Bangladesh, which is said to have a tuberculosis prevalence rate of 434 per 1,00,000 people, lags behind in tuberculosis control in that it ranks the sixth worldwide in the absolute number of tuberculosis cases while it is among the 22 high tuberculosis-burden countries and among the 30 high multi-drug resistant tuberculosis-burden countries. With the management of the disease remaining poor, there are other issues that the government has left ignored. The diagnosis rate of tuberculosis is far from what it should be. A large number of tuberculosis patients becoming multi-drug resistant primarily because of irregular medication also paints a bleak picture. Childhood tuberculosis still remains a cause of concern.

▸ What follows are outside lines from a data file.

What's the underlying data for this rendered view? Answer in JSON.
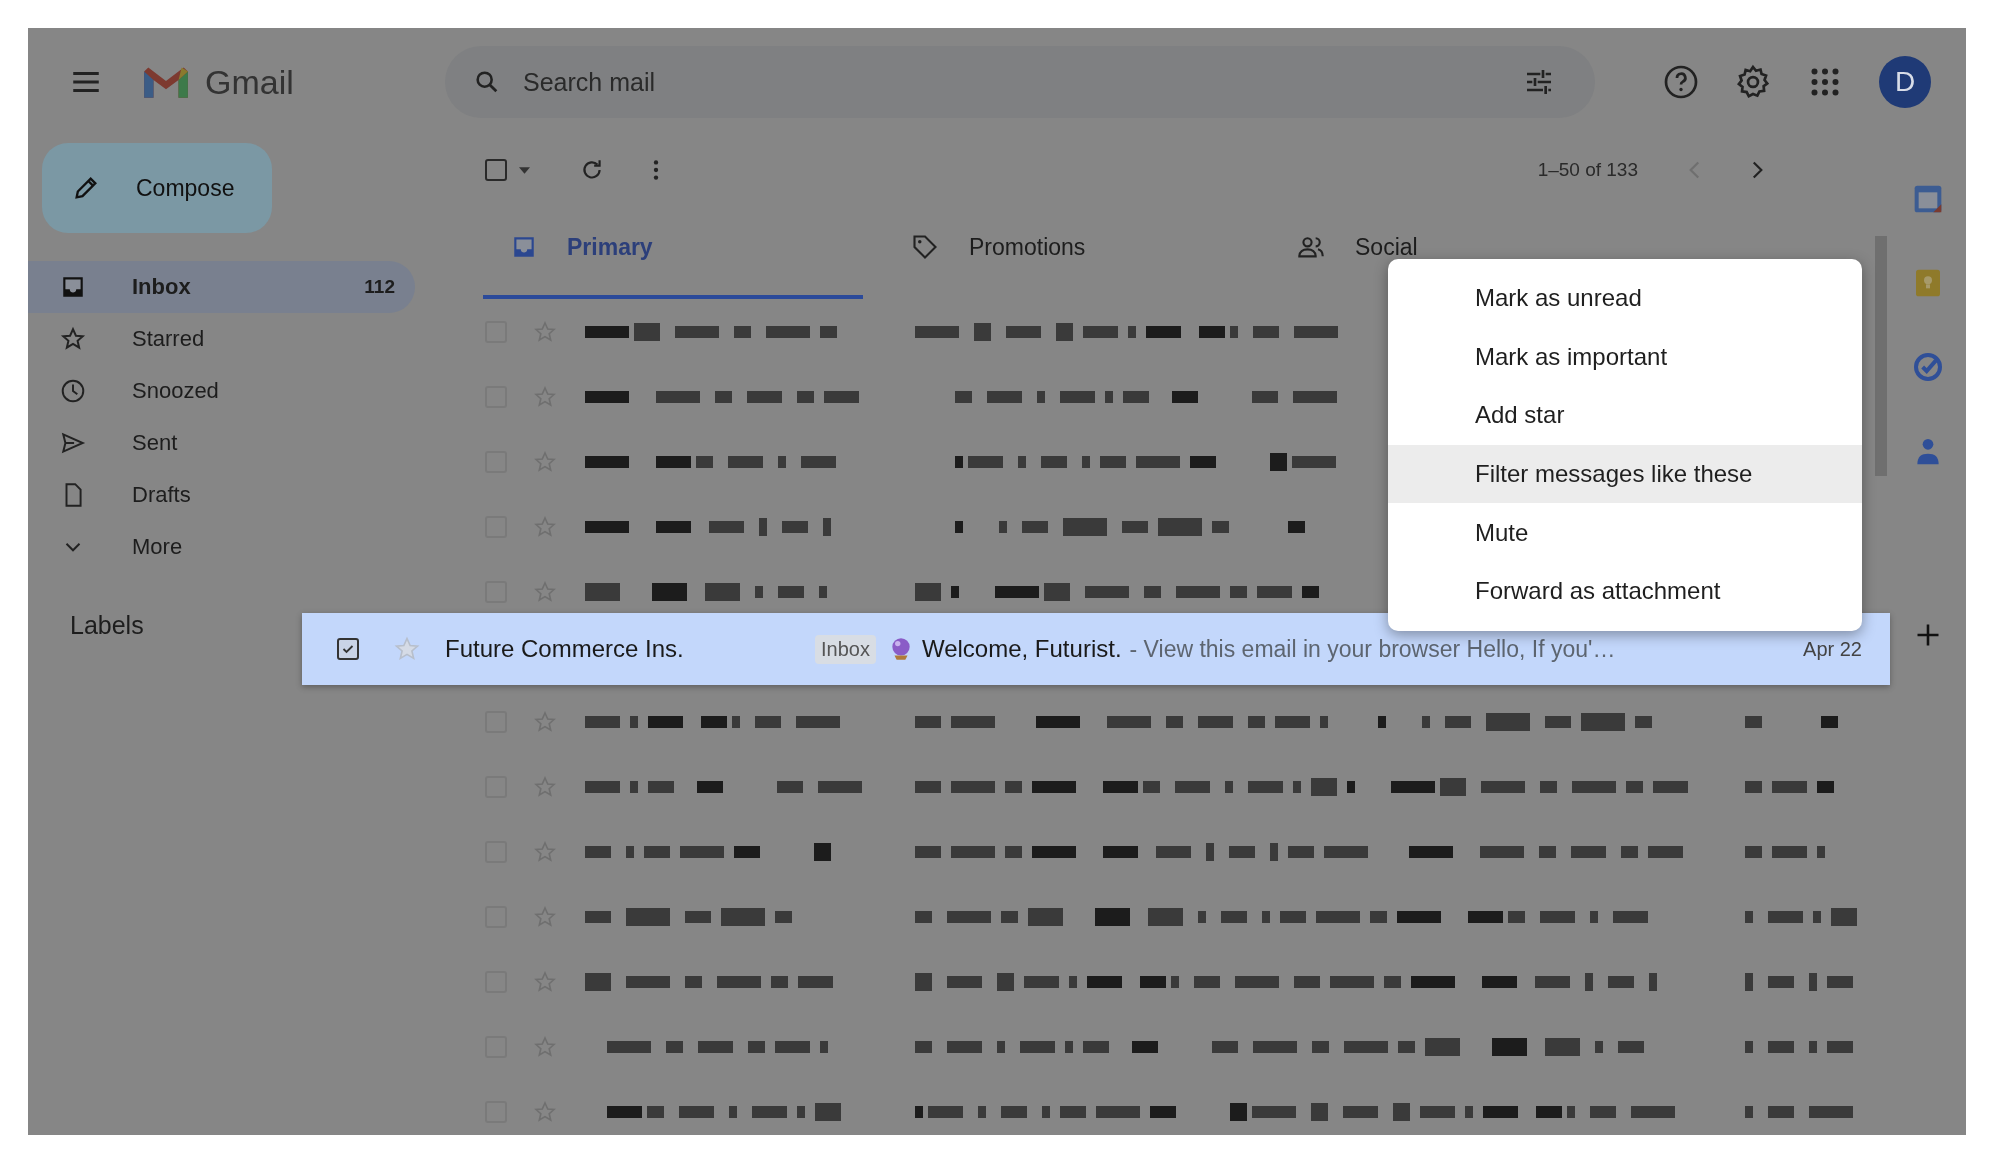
{
  "app": {
    "name": "Gmail"
  },
  "search": {
    "placeholder": "Search mail"
  },
  "account": {
    "initial": "D"
  },
  "compose": {
    "label": "Compose"
  },
  "nav": [
    {
      "kind": "inbox",
      "label": "Inbox",
      "count": "112",
      "selected": true
    },
    {
      "kind": "star",
      "label": "Starred",
      "selected": false
    },
    {
      "kind": "clock",
      "label": "Snoozed",
      "selected": false
    },
    {
      "kind": "send",
      "label": "Sent",
      "selected": false
    },
    {
      "kind": "file",
      "label": "Drafts",
      "selected": false
    },
    {
      "kind": "chevron",
      "label": "More",
      "selected": false
    }
  ],
  "labels_heading": "Labels",
  "toolbar": {
    "select_all_checked": false,
    "range": "1–50 of 133"
  },
  "tabs": [
    {
      "kind": "inbox",
      "label": "Primary",
      "selected": true
    },
    {
      "kind": "tag",
      "label": "Promotions",
      "selected": false
    },
    {
      "kind": "people",
      "label": "Social",
      "selected": false
    }
  ],
  "rows": [
    {
      "checked": false,
      "starred": false
    },
    {
      "checked": false,
      "starred": false
    },
    {
      "checked": false,
      "starred": false
    },
    {
      "checked": false,
      "starred": false
    },
    {
      "checked": false,
      "starred": false
    },
    {
      "checked": false,
      "starred": false
    },
    {
      "checked": false,
      "starred": false
    },
    {
      "checked": false,
      "starred": false
    },
    {
      "checked": false,
      "starred": false
    },
    {
      "checked": false,
      "starred": false
    },
    {
      "checked": false,
      "starred": false
    },
    {
      "checked": false,
      "starred": false
    }
  ],
  "dragged_row": {
    "checked": true,
    "starred": false,
    "sender": "Future Commerce Ins.",
    "label": "Inbox",
    "subject": "Welcome, Futurist.",
    "snippet": "- View this email in your browser Hello, If you'…",
    "date": "Apr 22"
  },
  "context_menu": [
    {
      "label": "Mark as unread",
      "selected": false
    },
    {
      "label": "Mark as important",
      "selected": false
    },
    {
      "label": "Add star",
      "selected": false
    },
    {
      "label": "Filter messages like these",
      "selected": true
    },
    {
      "label": "Mute",
      "selected": false
    },
    {
      "label": "Forward as attachment",
      "selected": false
    }
  ]
}
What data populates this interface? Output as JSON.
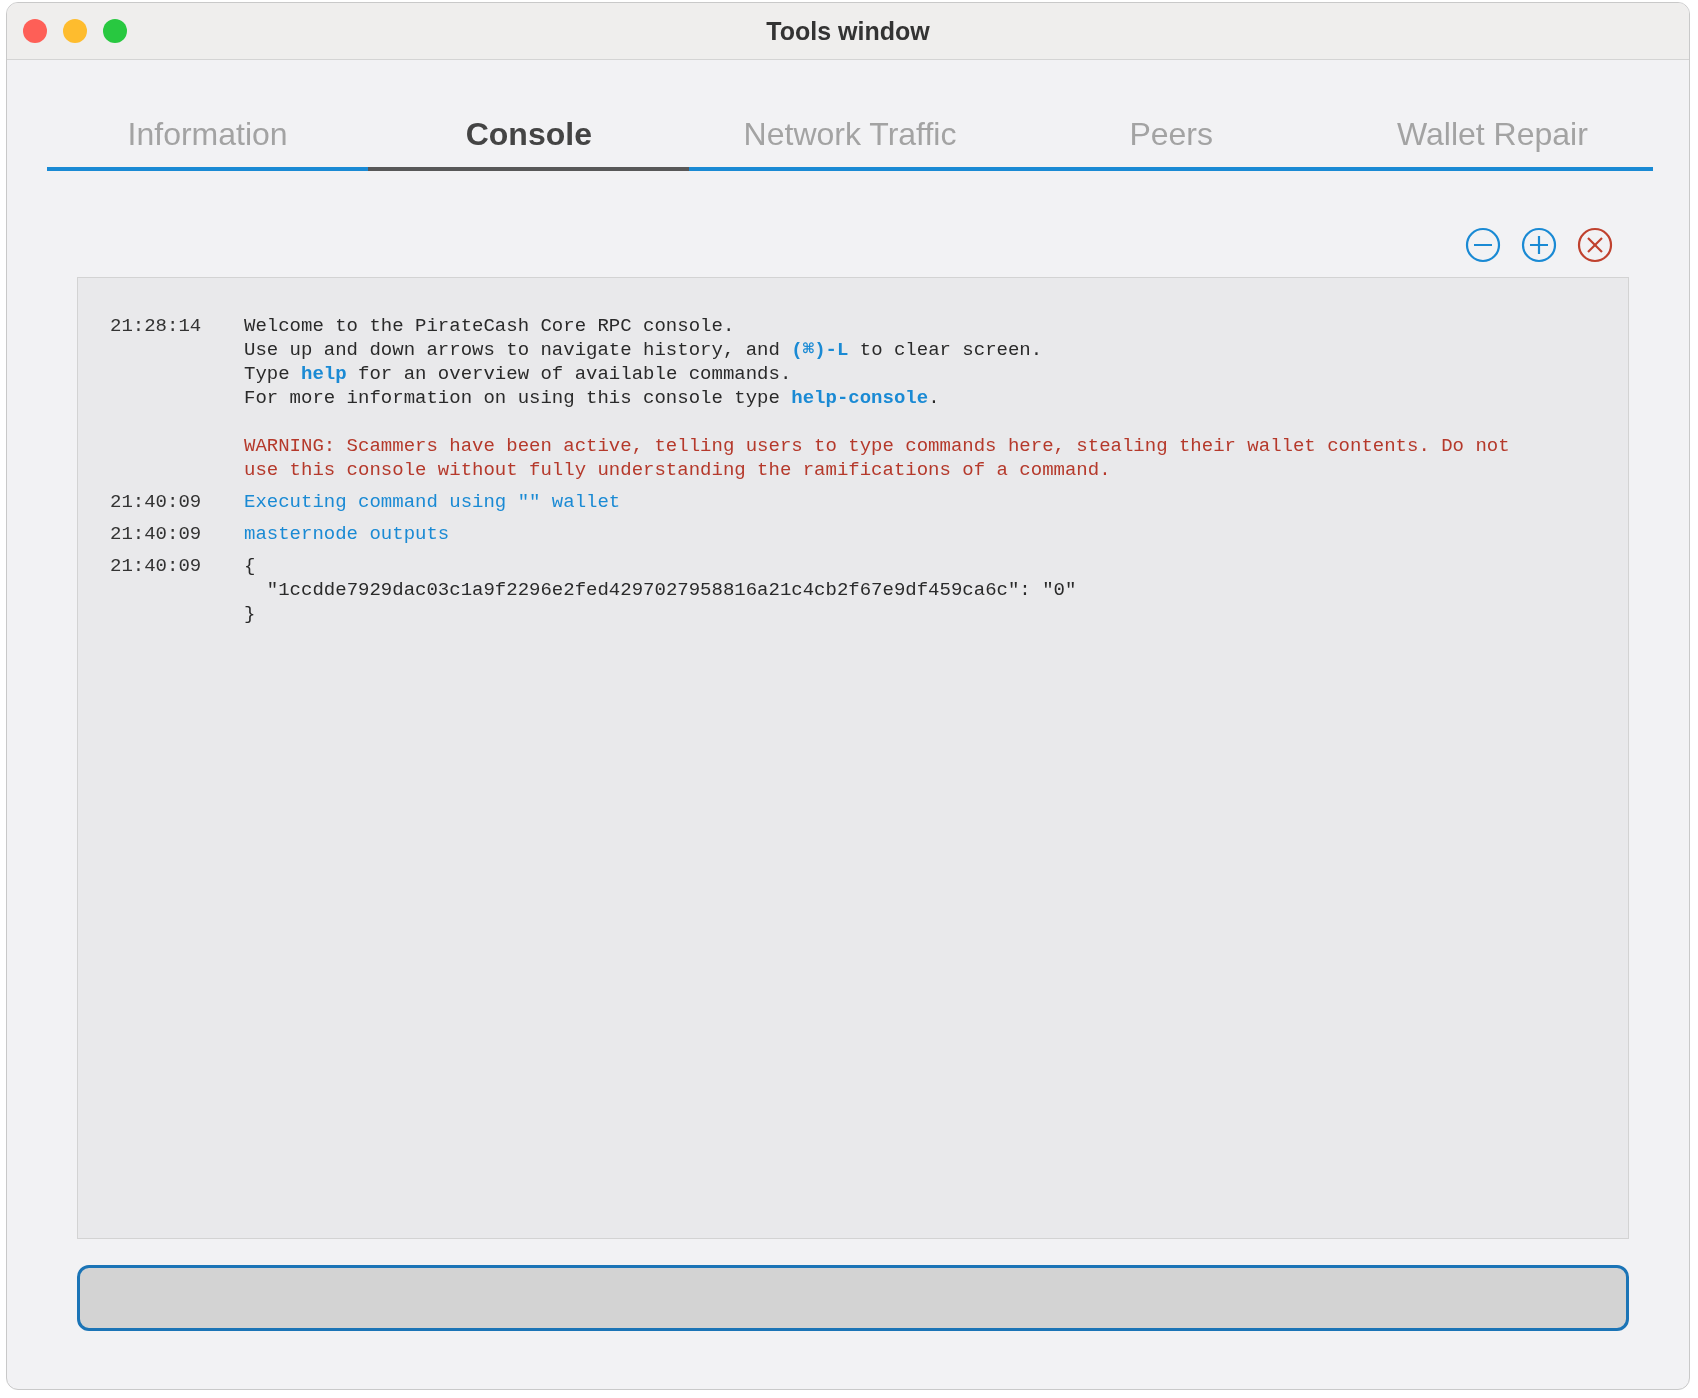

As statistics show, 10,062 child tuberculosis patients account for 4.32 per cent of the country’s total tuberculosis patients. While the age of the child tuberculosis patients vary within the range of 0 and 14 years, the disease is not diagnosed in at least 10 per cent of the child tuberculosis patients. In a situation like this, while Bangladesh should put in more efforts to improve the screening of the population for the disease, despite services being offered free in hospitals at the upazila and district level and even in clinics run by no-governmental organisations, such misappropriation of fund is unacceptable.

The Global Fund report holds the then tuberculosis control programme line director and manager for procurements responsible for the irregularities as they endorsed all the statements of expenditures. The government has already instituted an investigation committee. Yet it seems to remain complacent after transferring a statistical officer, a photocopy machine operator, personal secretary to the line director and another member on the staff. The government must hold to account the people who are responsible for the misappropriation so that the tuberculosis control programme does not come to be affected.